I'm trying out a few methods for enrichment analysis for GWAS data. For this kind of analysis I need a list of pathways (or GO categories, gene families, etc), where I have a gene grouping followed by all the genes in that grouping, for example:
path1 gene1 gene2
path2 gene3 gene4 gene5 gene6
path3 gene7 gene8 gene9
I downloaded the entire hsa-pathway folder from the KEGG FTP site before it closed down, and I thought I had all this information in a file called hsa_gene_map.tab that looks like this:
2793 04062 04724 04725
2796 04912
2797 04912
2798 04080 04912
2799 00531 01100 04142
But it turns out this is the opposite of what I need - the first number is the Entrez gene ID, and the following fields on each line are KEGG pathway IDs, i.e.
gene1 path1 path2
gene2 path3 path4 path5 path6
gene3 path7 path8 path9
For KEGG, how can I get a list of pathways and all the genes in each of those pathways? I don't have a subscription to KEGG here so I can't use the FTP site any more. A list of files in a simple format as in the first example will be the most useful, since I have to read each of these lines into a list in R to do the analysis.
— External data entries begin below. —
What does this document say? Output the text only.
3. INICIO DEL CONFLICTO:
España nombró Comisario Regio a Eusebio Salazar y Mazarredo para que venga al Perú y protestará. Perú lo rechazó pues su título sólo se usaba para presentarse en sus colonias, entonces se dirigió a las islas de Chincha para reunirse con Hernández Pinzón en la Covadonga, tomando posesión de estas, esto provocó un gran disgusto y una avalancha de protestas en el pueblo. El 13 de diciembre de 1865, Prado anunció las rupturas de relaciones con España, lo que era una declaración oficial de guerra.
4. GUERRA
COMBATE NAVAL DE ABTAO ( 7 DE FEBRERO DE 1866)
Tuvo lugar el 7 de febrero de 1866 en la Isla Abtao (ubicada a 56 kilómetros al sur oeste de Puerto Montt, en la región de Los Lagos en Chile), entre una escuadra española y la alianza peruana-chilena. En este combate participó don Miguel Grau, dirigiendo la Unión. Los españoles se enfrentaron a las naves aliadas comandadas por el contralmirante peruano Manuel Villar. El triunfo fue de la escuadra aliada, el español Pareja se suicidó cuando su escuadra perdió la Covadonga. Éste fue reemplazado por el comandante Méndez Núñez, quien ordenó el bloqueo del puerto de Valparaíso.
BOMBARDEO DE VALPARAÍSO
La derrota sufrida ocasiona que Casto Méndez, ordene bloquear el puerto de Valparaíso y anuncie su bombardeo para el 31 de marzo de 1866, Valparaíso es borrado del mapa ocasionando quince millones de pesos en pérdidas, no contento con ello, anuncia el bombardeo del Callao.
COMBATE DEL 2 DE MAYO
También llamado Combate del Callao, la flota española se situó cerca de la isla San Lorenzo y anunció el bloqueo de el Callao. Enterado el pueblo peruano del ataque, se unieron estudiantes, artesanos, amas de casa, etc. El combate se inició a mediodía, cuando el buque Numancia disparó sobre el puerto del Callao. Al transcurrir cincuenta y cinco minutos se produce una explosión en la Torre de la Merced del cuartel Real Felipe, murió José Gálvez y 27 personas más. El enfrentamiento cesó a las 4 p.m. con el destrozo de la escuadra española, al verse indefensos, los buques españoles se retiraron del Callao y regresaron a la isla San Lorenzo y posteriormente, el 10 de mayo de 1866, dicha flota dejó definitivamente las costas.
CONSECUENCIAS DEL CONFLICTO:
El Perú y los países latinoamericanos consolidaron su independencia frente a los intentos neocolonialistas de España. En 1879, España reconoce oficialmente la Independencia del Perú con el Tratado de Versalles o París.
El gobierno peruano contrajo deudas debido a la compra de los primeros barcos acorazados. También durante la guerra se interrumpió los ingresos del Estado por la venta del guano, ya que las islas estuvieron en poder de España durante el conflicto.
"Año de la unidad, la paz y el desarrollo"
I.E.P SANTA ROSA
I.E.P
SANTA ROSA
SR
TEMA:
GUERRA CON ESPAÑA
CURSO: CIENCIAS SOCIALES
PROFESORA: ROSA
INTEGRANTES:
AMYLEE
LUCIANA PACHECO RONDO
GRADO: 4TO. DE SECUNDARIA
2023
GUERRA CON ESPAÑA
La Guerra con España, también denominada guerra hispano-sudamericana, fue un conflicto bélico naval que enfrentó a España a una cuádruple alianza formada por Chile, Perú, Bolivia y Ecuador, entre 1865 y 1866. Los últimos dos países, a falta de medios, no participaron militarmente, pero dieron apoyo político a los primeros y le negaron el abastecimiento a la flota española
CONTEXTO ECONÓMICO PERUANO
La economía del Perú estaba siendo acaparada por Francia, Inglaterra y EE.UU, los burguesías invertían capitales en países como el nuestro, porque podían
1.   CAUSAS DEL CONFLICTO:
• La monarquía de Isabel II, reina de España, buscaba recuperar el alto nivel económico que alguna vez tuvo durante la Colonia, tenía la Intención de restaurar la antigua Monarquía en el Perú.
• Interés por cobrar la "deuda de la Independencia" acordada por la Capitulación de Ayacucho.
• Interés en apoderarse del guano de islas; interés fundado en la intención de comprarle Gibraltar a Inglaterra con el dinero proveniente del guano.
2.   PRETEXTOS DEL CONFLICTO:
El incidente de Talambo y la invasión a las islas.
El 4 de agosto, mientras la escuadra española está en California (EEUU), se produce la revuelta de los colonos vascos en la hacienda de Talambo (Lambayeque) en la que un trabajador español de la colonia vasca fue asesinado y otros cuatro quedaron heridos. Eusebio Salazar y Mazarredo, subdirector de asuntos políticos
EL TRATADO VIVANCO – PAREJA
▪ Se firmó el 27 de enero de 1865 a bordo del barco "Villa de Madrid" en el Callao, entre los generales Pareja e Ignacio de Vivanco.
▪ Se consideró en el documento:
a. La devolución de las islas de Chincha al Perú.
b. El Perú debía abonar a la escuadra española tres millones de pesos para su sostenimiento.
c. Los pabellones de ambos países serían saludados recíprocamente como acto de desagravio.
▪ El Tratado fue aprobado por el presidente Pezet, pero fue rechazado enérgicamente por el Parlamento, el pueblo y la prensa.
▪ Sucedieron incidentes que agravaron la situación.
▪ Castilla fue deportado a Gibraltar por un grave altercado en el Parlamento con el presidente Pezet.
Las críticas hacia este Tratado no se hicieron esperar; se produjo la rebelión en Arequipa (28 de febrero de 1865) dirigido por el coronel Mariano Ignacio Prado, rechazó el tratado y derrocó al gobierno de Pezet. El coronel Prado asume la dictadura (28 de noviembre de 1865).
Does it have to be KEGG? I think you should be able to get a list of genes by GO term from EnsEMBL! That is actually something I need to do in future analyses :-)
I would also like to do this for other gene groupings - e.g. gene ontology, reactome pathways, etc. The procedures described in the first link above use GO by default, but I'd like to start with KEGG first if possible.